Pregnant women in France drink wine. They don't eat raw vegetables. Anyone know about these two phenoms?
posted by ParisParamus at 7:12 PM on February 12, 2002


red wine has iron, and there's no evidence a small amount of alcohol has a damaging effect on the fetus. Raw foods are more likely to contain infection-causing bacteria.
posted by mdn at 8:50 PM on February 12, 2002


wow, people sure have all sorts of interesting theories and rules about what they shove down their gullets. Some based on morality, some on health, some on notions of taste and refinement. This is all very well and good and I'm with my man unclefes on freedom of choice in both directions.
That said, I think a lot of our gustatory rules of all stripes are based in a denial of our animal nature. If it's at hand, edible and looks like it might taste good or give me a buzz, whether it's creme brulee or a Slim Jim and bag of Funyuns, down my gullet it goes, like a beast rooting through the undergrowth, which is in the end what we are, right?
posted by jonmc at 9:53 PM on February 12, 2002


mdn - Ten years ago a college psychology professor (whose main area of expertise was developmental psychology) made a point of explicitly telling us that fetal alcohol syndrome is not a threshold-based phenomenon, meaning that there was no safe level of consumption, just levels where the damage became less obvious and harder to isolate among the noise levels of varying human ability.
posted by NortonDC at 4:09 AM on February 13, 2002


just levels where the damage became less obvious and harder to isolate among the noise levels of varying human ability

Yes, I know people believe this, but there isn't actually any evidence of it - possibly because it's so difficult to "locate". People make claims that whatever minor problems kids have must be due to limited alcohol intake, but then kids whose mothers didn't drink seem to run into the same issues. Anyway, better safe than sorry, but there's no reason to acuse the french of child abuse or anything.

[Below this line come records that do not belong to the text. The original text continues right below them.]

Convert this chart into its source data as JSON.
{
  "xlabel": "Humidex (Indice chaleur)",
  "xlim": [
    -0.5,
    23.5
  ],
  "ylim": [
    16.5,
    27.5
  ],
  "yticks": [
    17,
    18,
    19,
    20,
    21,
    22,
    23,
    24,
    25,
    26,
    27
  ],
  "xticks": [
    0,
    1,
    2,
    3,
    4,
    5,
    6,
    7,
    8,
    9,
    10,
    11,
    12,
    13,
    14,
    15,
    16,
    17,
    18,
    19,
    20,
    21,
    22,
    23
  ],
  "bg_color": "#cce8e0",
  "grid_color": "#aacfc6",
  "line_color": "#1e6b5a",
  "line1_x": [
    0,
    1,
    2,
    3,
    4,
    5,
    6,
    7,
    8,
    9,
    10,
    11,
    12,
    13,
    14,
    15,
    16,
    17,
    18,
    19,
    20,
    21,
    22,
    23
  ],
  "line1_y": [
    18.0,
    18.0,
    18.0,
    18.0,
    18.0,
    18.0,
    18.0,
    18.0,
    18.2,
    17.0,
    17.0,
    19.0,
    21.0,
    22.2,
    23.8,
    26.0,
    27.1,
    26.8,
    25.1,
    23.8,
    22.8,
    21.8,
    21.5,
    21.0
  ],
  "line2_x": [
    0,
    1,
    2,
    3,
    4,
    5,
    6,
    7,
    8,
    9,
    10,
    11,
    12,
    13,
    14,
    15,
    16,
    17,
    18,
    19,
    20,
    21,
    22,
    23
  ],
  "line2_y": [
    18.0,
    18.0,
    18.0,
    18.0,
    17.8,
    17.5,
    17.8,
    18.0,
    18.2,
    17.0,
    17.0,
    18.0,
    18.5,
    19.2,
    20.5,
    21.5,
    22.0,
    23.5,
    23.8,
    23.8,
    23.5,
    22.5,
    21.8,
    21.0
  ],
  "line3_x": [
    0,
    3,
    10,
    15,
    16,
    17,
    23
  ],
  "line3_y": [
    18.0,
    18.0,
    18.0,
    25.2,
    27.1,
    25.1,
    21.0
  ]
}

Just to be clear, excessive alcohol intake has been shown to have an effect - it's the glass of wine with dinner thing that we can't prove.
posted by mdn at 9:33 AM on February 13, 2002


just levels where the damage became less obvious and harder to isolate among the noise levels of varying human ability

Yes, I know people believe this, but there isn't actually any evidence of it - possibly because it's so difficult to "locate". People make claims that whatever minor problems kids have must be due to limited alcohol intake, but then kids whose mothers didn't drink seem to run into the same issues. Anyway, better safe than sorry, but there's no reason to acuse the french of child abuse or anything.

Just to be clear, excessive alcohol intake has been shown to have an effect - it's the glass of wine with dinner thing that we can't prove.
posted by mdn at 9:35 AM on February 13, 2002


evanizer, are you saying that your friend's guru mother read your mind?

and, ummmm, what kind of herbal tea was she drinking?